Escroquerie ou espionnage? la clé de l'affaire Renault se trouve certainement dans les réponses de la Suisse et du Liechtenstein, attendues peut-être cette semaine, sur d'éventuels comptes bancaires détenus par les trois cadres licenciés.

En exprimant vendredi ses doutes sur ses propres accusations d'espionnage, Renault a donné corps à la thèse de la manipulation qui, si elle était avérée, fragiliserait les dirigeants de la marque au losange.

«Quand l'enquête sera terminée, nous en tirerons toutes les conséquences jusqu'au plus haut niveau de l'entreprise, y compris jusqu'à moi», a dit le numéro deux du constructeur automobile, Patrick Pélata.

La conclusion de cette enquête est désormais largement suspendue à la réponse de la Suisse, attendue comme imminente, et du Liechtenstein, à la demande d'entraide judiciaire du parquet de Paris sur d'éventuels comptes détenus par les cadres licenciés.

Ces retours sont espérés dans la semaine et pourraient confirmer les doutes sur les accusations de la direction de Renault qui soupçonnait trois de ses cadres d'avoir monnayé des informations confidentielles.

Le groupe s'est appuyé sur une enquête interne mentionnant l'existence de trois comptes, l'un ouvert en mars 2009 en Suisse alimenté avec de l'argent provenant d'un cabinet d'audit chypriote, un deuxième ouvert au Liechtenstein en février 2010 qui alimentait un troisième compte, en Suisse, selon M. Pélata.

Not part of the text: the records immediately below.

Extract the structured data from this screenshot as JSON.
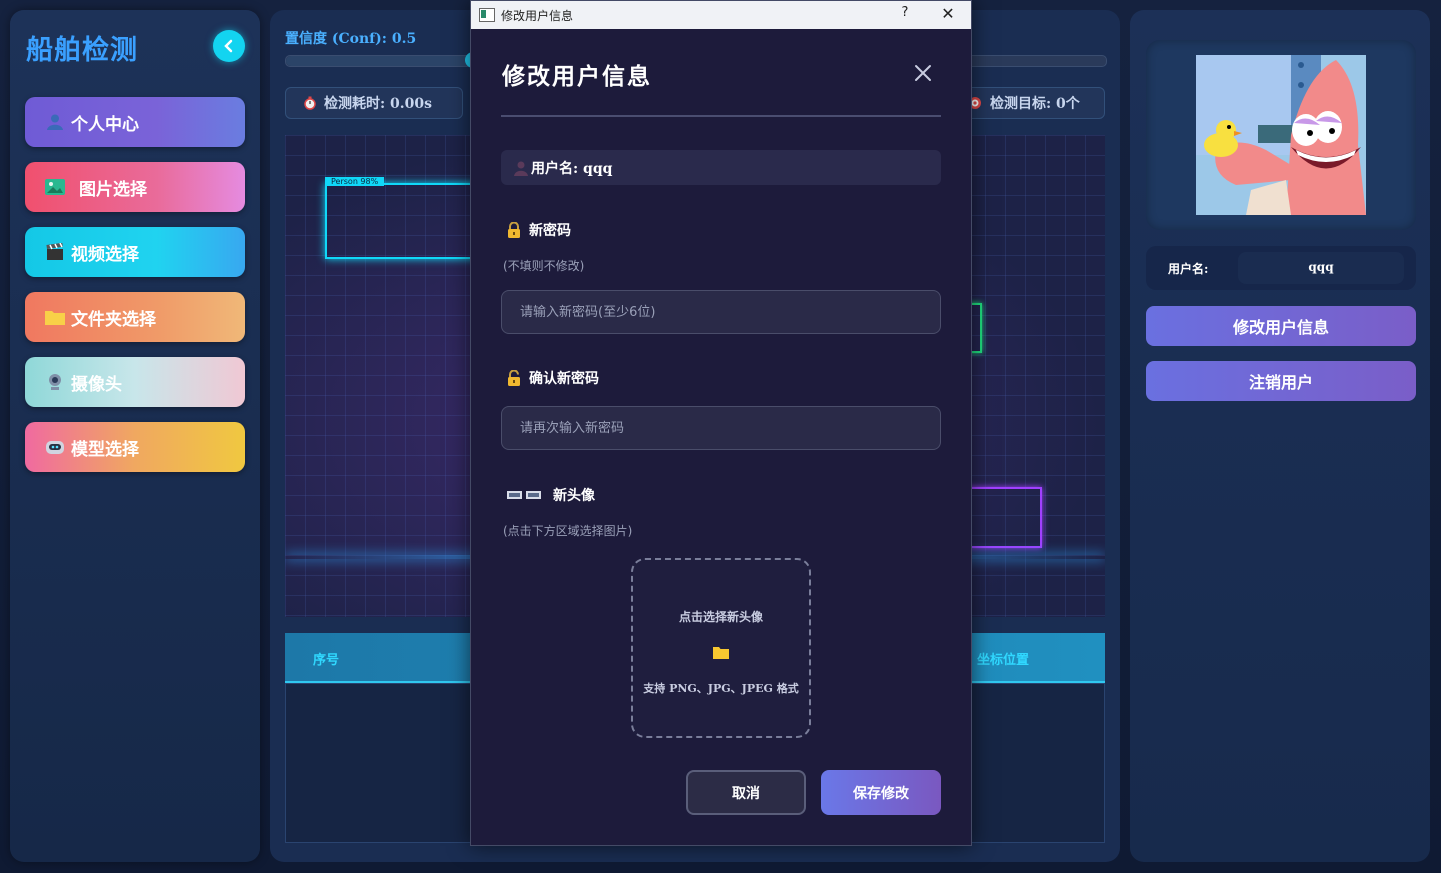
{
  "sidebar": {
    "title": "船舶检测",
    "items": [
      {
        "label": "个人中心",
        "icon": "user-icon"
      },
      {
        "label": "图片选择",
        "icon": "image-icon"
      },
      {
        "label": "视频选择",
        "icon": "clapper-icon"
      },
      {
        "label": "文件夹选择",
        "icon": "folder-icon"
      },
      {
        "label": "摄像头",
        "icon": "webcam-icon"
      },
      {
        "label": "模型选择",
        "icon": "robot-icon"
      }
    ]
  },
  "main": {
    "confidence_label": "置信度 (Conf): 0.5",
    "confidence_value": 0.5,
    "time_label": "检测耗时: 0.00s",
    "targets_label": "检测目标: 0个",
    "detection_box_label": "Person 98%",
    "table_headers": [
      "序号",
      "坐标位置"
    ]
  },
  "right": {
    "username_label": "用户名:",
    "username_value": "qqq",
    "edit_button": "修改用户信息",
    "logout_button": "注销用户"
  },
  "modal": {
    "window_title": "修改用户信息",
    "help_glyph": "?",
    "close_glyph": "✕",
    "heading": "修改用户信息",
    "username_text": "用户名: qqq",
    "new_password_label": "新密码",
    "new_password_hint": "(不填则不修改)",
    "new_password_placeholder": "请输入新密码(至少6位)",
    "confirm_password_label": "确认新密码",
    "confirm_password_placeholder": "请再次输入新密码",
    "avatar_label": "新头像",
    "avatar_hint": "(点击下方区域选择图片)",
    "upload_title": "点击选择新头像",
    "upload_formats": "支持 PNG、JPG、JPEG 格式",
    "cancel_button": "取消",
    "save_button": "保存修改"
  },
  "colors": {
    "accent_cyan": "#13d4f0",
    "modal_bg": "#1d1b3b",
    "primary_button": "#6a70e0"
  }
}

Mais une source proche du dossier révélait jeudi à l'AFP que les enquêteurs de la Direction centrale du renseignement intérieur (DCRI, contre-espionnage) n'avaient retrouvé «aucune trace de comptes en Suisse» au nom des cadres et «aucune trace d'espionnage». Le patron de la DCRI Bernard Squarcini a toutefois précisé à l'AFP que «l'enquête pour espionnage (...) se poursuivait».

L'un des cadres, Bertrand Rochette, assure avoir reçu la réponse «officielle» de deux banques suisses affirmant qu'il ne détenait aucun compte ni coffre-fort.

Au Liechtenstein, selon une source dans la principauté, l'enquête n'a rien donné.

Les avocats des trois hommes licenciés par Renault demandent d'ores et déjà à leur ex-employeur d'admettre son erreur, avant des réparations qu'ils exigent à la hauteur de dommages faits à leur réputation.

Ainsi, pour l'un des avocats de Michel Balthazard, qui était membre du comité de direction et travaillait depuis 33 ans chez le constructeur, «Renault doit reconnaître qu'il est innocent et présenter des excuses officielles», selon Me Xavier Thouvenin.

«Le parquet doit reconnaître, lui, que la plainte n'avait pas d'objet et instruire la plainte que nous avons déposée pour dénonciation calomnieuse», a dit l'avocat à l'AFP.

Pas question pour son client de réintégrer le groupe, selon lui, en raison de la gravité des accusations portées par Renault. Patrick Pélata a assuré que si les cadres étaient blanchis, il proposerait de les réintégrer.

Pour l'avocat de M. Balthazard, il s'agira ensuite de savoir qui se cache derrière la lettre de dénonciation, de comprendre comment le constructeur a mené son enquête interne et en est venu à décider de déposer une plainte.

Selon la presse, l'un des membres du service de sécurité de Renault refuse de dévoiler à la DCRI l'identité de l'enquêteur externe qui a recueilli les informations sur les comptes bancaires et dont il était le seul contact.